There are several limitations to the current study. First are the practical limitations of analyzing data collected by a community-based agency for nonresearch purposes. This study demonstrated feasibility of an innovative intervention but would benefit from more-rigorous evaluation.
Second, several factors may have contributed to the elevated rates of developmental and autism risks observed in the population of children whose parents called 2-1-1 LA. Selection bias was likely because, by design, participants with stated developmental concerns (approximately 30% of callers) were more likely to be referred for screening. However, stratification of findings revealed that a moderate to high risk of delay was identified in 44% of children whose parents had no stated concern—a proxy for referring callers at random for participation—as compared to the 56% rate of identification for all children screened. Thus, rates of identification remained high despite the nonrandomized selection process. Use of the M-CHAT follow-up interview tool might improve autism screening results by reducing false-positive results. Accuracy of referrals was likely improved, however, by considering the PEDS and M-CHAT results together.
It is not surprising to observe a high rate of developmental concerns in a population with elevated psychosocial risk factors. In one follow-up study of children who failed the M-CHAT, 50% were ultimately diagnosed with an ASD, whereas the majority of the other half were diagnosed with significant developmental delays.27 Some researchers voice concerns about overburdening systems with referrals. Others have suggested that screening over-referrals in high-risk populations are not inherently harmful, as these children tend to exhibit a higher need for remediation in cognitive, language, and academic skills.45 Further investigation is needed, but early referrals for enrichment activities may ultimately help to increase school readiness. The reach of 2-1-1 to poor and minority populations creates a promising avenue for further exploration of developmental risk in these children and subsequent development of interventions.
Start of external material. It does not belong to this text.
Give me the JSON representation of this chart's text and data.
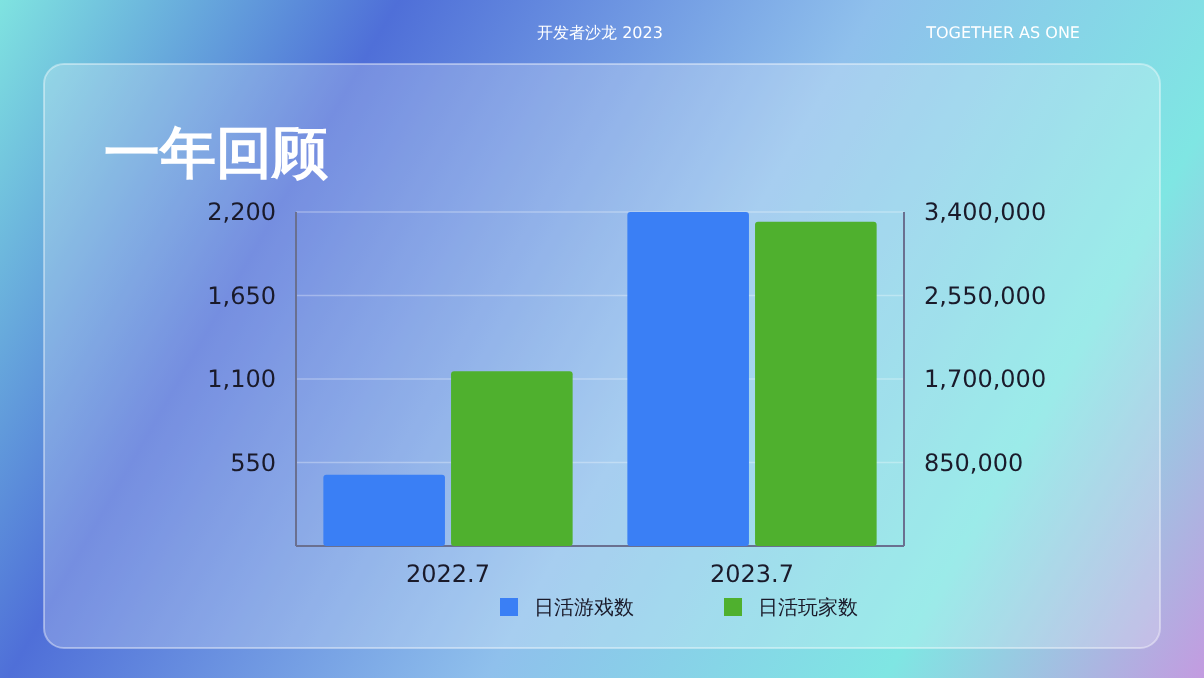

Children with the greatest social disadvantage often do not receive early detection and intervention. This project demonstrates that even families in the midst of economic crises are vitally interested in their children’s developmental progress, willing to engage in screening, and able to follow through with recommendations for early intervention with support from a care coordinator. The findings from this research should encourage further evaluation of developmental–behavioral screening and care coordination through non-emergent crisis call centers.
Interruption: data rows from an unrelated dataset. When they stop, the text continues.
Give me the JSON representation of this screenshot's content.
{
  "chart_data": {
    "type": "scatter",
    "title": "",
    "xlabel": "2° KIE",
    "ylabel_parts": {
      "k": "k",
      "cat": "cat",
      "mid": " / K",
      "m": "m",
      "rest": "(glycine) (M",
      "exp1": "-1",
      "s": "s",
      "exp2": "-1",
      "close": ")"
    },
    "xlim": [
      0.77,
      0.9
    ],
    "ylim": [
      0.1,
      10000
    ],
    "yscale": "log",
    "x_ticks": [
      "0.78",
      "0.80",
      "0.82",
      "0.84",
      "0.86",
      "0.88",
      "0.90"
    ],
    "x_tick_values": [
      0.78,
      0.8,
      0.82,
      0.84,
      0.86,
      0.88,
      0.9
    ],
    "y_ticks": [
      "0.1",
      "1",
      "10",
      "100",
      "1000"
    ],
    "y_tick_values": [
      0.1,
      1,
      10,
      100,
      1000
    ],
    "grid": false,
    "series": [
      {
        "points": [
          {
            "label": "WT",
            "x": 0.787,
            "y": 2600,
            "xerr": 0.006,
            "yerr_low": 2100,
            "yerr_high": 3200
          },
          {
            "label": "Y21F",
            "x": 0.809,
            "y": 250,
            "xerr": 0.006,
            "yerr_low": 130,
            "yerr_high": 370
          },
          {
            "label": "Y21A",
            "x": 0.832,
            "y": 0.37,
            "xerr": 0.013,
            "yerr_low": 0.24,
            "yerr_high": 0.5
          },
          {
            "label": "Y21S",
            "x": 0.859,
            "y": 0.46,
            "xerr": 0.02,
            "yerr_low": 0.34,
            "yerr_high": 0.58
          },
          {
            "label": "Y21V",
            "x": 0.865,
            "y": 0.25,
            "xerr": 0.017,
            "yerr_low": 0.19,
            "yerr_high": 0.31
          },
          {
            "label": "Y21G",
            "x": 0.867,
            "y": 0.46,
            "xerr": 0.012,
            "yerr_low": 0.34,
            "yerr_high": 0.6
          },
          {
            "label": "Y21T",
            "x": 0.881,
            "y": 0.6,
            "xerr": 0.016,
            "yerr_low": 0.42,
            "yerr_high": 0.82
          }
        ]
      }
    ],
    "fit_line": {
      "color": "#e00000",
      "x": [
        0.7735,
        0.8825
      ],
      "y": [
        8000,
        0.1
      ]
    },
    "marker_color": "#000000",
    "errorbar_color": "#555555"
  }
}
Publication of this article was supported by funding from the National Cancer Institute (NCI) and the Office of Behavioral and Social Science Research (OBSSR) of the NIH (HHSN261201100469P).
No funding was received for this study. Funding for the 2-1-1 LA Project was provided by the W.M. Keck and Weingart Foundations, Robert Wood Johnson Foundation Local Funding Partnerships, the S. Mark Taper Foundation, and First 5 LA.
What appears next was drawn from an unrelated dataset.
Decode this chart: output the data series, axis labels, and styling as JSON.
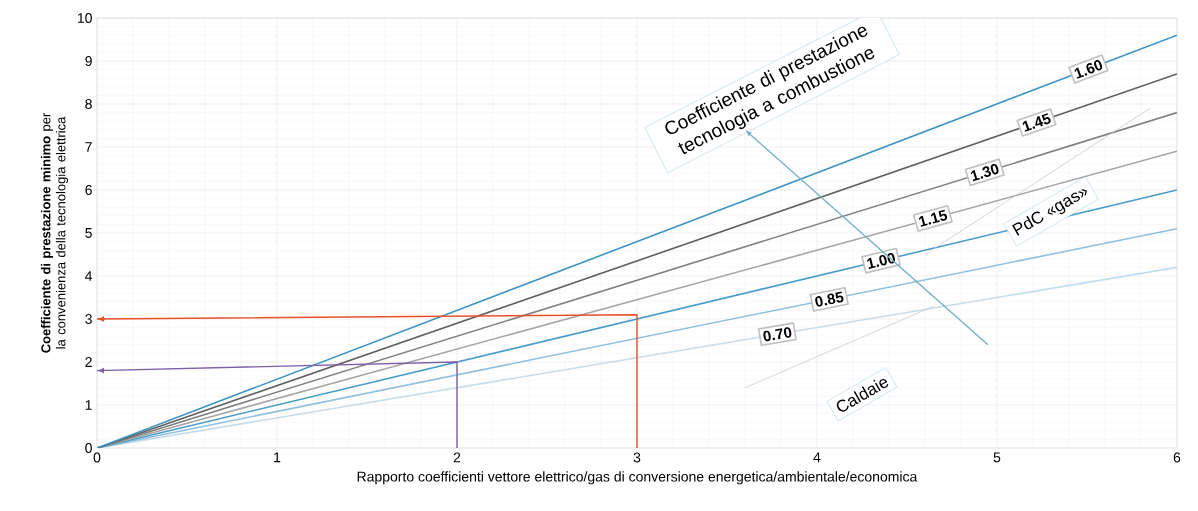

PH is an employee of 2-1-1 LA County, Director of the 2-1-1 LA Project, which is the subject of this article. CMW is a contract consultant for the 2-1-1 LA Project, which is the subject of this article. MCD is a contract consultant for the 2-1-1 LA Project, which is the subject of this article; Founder and Director of the Early Identification and Intervention Collaborative for Los Angeles County, which first recommended creation of the 2-1-1 LA Project. FPG is the author of the PEDS developmental screening tools, one of which was used in this study.
No other authors reported financial disclosures.